Cuando el autobús se detuvo en la terminal, recogí mi maleta y caminé hasta el centro de la estación. Una frenética multitud de gente pasaba a mi lado, haciendo que me sintiera como una piedra en un arroyo. De repente, oí a alguien gritando mi nombre. Era un tío pálido con gruesas gafas negras, tras las cuales sus ojos parecían diminutos. Se llamaba Evan y era un amigo de Lori. Ella estaba trabajando y le había pedido que viniera a buscarme. Evan se ofreció a llevar la maleta y me condujo hasta la calle, un lugar ruidoso con muchas personas haciendo cola para cruzar en la esquina, atascos de coches y papeles volando de un lado a otro. Le seguí y nos metimos en medio de ese follón.

En la otra esquina, Evan apoyó la maleta en el suelo.

—Esto pesa mucho —afirmó—. ¿Qué traes aquí?

—Mi colección de carbón.

Me miró sin comprender.

—Sólo estaba bromeando —dije, dándole un golpe en el hombro. Evan era un poco duro de mollera, pero lo tomé como una buena señal. No había razón alguna para sentirme automáticamente intimidada por la perspicacia e intelecto de los neoyorquinos.

Recogí la maleta. Evan no insistió en que se la devolviera. De hecho, parecía aliviado de que la llevase. Seguimos andando por esa calle, y él se puso a mirarme de reojo.

—Vosotras, las chicas de Virginia Occidental, sois una raza fuerte —dijo.

—En eso tienes razón —admití yo.

• • •

Evan me dejó en un restaurante alemán llamado Zum Zum. Lori estaba detrás del mostrador, llevando cuatro jarras de cerveza en cada mano, el cabello recogido en dos moños gemelos y hablando con un áspero acento alemán porque, me explicó más tarde, eso hacía aumentar las propinas.

—¡Essta serrr mi herrrmana!
—les gritó a los hombres de una de sus mesas.

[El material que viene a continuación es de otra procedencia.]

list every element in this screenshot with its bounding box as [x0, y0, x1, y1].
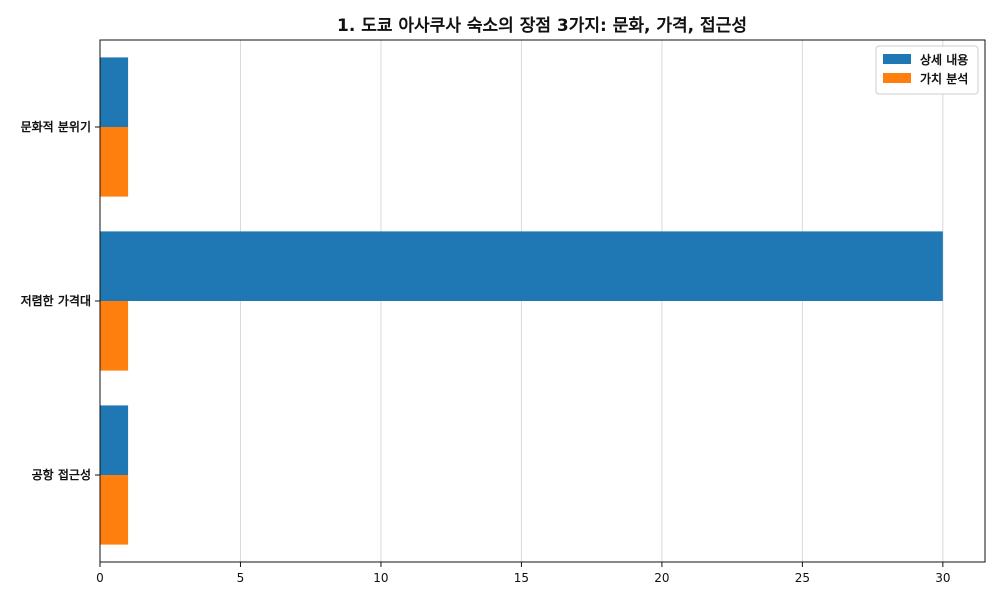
x-tick-label-0: 0 — [96, 571, 104, 585]
legend-label-1: 가치 분석 — [920, 71, 968, 86]
plot-frame — [99, 39, 986, 563]
x-tick-label-1: 5 — [237, 571, 245, 585]
bar-series-1-cat-1 — [100, 301, 129, 371]
y-tick-label-0: 문화적 분위기 — [21, 119, 91, 134]
legend-swatch-0 — [883, 54, 911, 64]
bar-series-1-cat-0 — [100, 127, 129, 197]
x-tick-label-6: 30 — [935, 571, 950, 585]
bars — [100, 57, 943, 545]
x-tick-label-3: 15 — [514, 571, 529, 585]
bar-series-0-cat-0 — [100, 57, 129, 127]
bar-series-0-cat-1 — [100, 231, 943, 301]
bar-series-1-cat-2 — [100, 475, 129, 545]
chart-title: 1. 도쿄 아사쿠사 숙소의 장점 3가지: 문화, 가격, 접근성 — [337, 16, 747, 36]
y-tick-label-1: 저렴한 가격대 — [21, 293, 91, 308]
x-tick-label-2: 10 — [373, 571, 388, 585]
bar-series-0-cat-2 — [100, 405, 129, 475]
x-tick-label-4: 20 — [654, 571, 669, 585]
y-tick-label-2: 공항 접근성 — [32, 467, 91, 482]
x-tick-label-5: 25 — [795, 571, 810, 585]
legend-swatch-1 — [883, 73, 911, 83]
legend-label-0: 상세 내용 — [920, 52, 968, 67]
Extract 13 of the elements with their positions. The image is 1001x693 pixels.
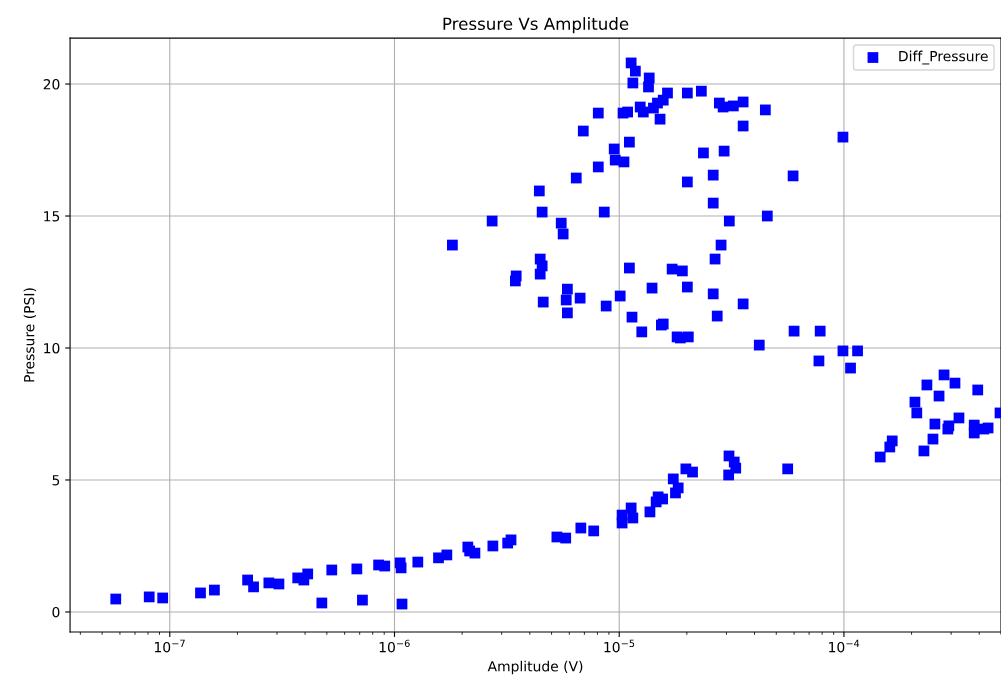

Ellos alzaron sus jarras de cerveza y gritaron:
—¡Bienfeniden a Nueva Yorken!
No sabía nada de alemán, así que me limité a soltar:

—¡Grazi!

Eso hizo que se rieran como locos. Lori iba por la mitad de su turno, así que me fui a vagar por las calles. Me perdí un par de veces y tuve que preguntar el camino. La gente había estado advirtiéndome durante meses de lo groseros que eran los neoyorquinos. Era cierto, lo aprendí esa noche, que si uno trataba de pararlos en la calle muchos de ellos seguían andando, sacudiendo la cabeza; los que se detenían, al principio ni te veían. Apartaban los ojos, mirando calle abajo con rostro impenetrable. Pero cuando se percataban de que no intentabas acosarlos para venderles algo, pedir una limosna o algo semejante, de inmediato se mostraban muy amables. Te miraban a los ojos y te daban detalladas instrucciones de cómo, para llegar al Empire State, había que seguir recto y doblar a la derecha nueve manzanas más adelante, seguir dos calles más y así sucesivamente. Incluso te dibujaban un mapa, si era necesario. Los neoyorquinos, supuse, sólo fingían ser antipáticos.